Une preuve d’arnaque peut contenir plus de données sur la victime que sur l’arnaqueur. BalekDZ sépare donc le contenu original, le résultat, les métadonnées et les journaux.
Ne collecter que ce qui sert à l’analyse, à la sécurité, au quota ou au recours.
Le contenu privé, le résultat, les preuves, l’audit et les statistiques n’ont pas la même durée ni les mêmes accès.
L’original chiffré est nettoyé à son échéance ; le résultat et le registre suivent des règles distinctes.
Le compte contient l’e-mail, le nom affiché, la langue, le rôle et les éléments de session. Une analyse contient son type, son coût, son statut, l’original chiffré pendant la durée choisie, des empreintes non réversibles, les signaux et le résultat.

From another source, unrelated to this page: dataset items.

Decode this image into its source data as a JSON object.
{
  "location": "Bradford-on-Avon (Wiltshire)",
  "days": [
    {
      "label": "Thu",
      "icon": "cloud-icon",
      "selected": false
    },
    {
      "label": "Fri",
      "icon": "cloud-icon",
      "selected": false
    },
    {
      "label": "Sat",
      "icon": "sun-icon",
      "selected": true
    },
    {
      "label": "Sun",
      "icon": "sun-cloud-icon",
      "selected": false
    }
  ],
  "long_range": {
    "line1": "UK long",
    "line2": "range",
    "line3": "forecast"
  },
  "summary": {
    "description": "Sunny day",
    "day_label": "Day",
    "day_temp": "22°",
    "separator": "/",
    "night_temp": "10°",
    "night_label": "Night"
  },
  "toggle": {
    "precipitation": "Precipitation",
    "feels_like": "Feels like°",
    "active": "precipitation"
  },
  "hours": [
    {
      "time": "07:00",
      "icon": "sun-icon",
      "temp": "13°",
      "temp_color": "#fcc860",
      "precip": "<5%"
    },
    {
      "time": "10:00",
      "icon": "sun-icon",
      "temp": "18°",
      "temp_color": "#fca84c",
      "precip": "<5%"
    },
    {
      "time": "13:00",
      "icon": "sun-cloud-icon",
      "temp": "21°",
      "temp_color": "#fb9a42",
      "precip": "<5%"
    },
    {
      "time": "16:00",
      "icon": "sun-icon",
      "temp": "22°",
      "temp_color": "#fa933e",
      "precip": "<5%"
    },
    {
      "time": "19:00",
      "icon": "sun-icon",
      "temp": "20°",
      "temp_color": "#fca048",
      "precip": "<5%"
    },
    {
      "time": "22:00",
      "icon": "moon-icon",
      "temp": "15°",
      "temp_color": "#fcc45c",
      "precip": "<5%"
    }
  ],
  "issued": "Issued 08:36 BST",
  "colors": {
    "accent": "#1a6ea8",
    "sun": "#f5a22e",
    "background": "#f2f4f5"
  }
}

L’utilisateur choisit 24 heures ou 30 jours pour l’entrée originale. Le worker efface ensuite le texte chiffré, son empreinte et sa taille tout en conservant la date de suppression.
Le résultat, l’historique de crédit et certains journaux restent distincts de l’original afin d’expliquer la décision, empêcher les abus et traiter un recours. Leurs durées définitives doivent encore être fixées dans le registre de traitement avant l’ouverture publique.
Aucun upload n’est actuellement accepté en production. Après activation, les fichiers iront sur R2 privé et non sur le disque du VPS, avec suppression à l’échéance.
Aucun contenu d’analyse n’est actuellement envoyé à une passerelle IA externe. Tout futur flux vers un fournisseur devra être documenté avec sa finalité, sa localisation, sa durée et sa base juridique avant activation.
Les données des victimes ne sont ni vendues, ni utilisées comme récompense, ni exposées dans un annuaire public. La plateforme ne cherche pas à révéler l’identité privée derrière un numéro.
Les parcours autonomes d’accès, export, rectification et suppression ne sont pas encore ouverts. Avant la bêta publique, BalekDZ devra fournir un point de contact, une procédure vérifiable, des délais et une trace de chaque demande.
La conception tient compte de la loi algérienne n° 18-07 relative aux données personnelles, modifiée notamment par la loi n° 25-10 de 2025. Une validation juridique, un registre des traitements, un carnet des opérations et les formalités requises restent des conditions d’ouverture.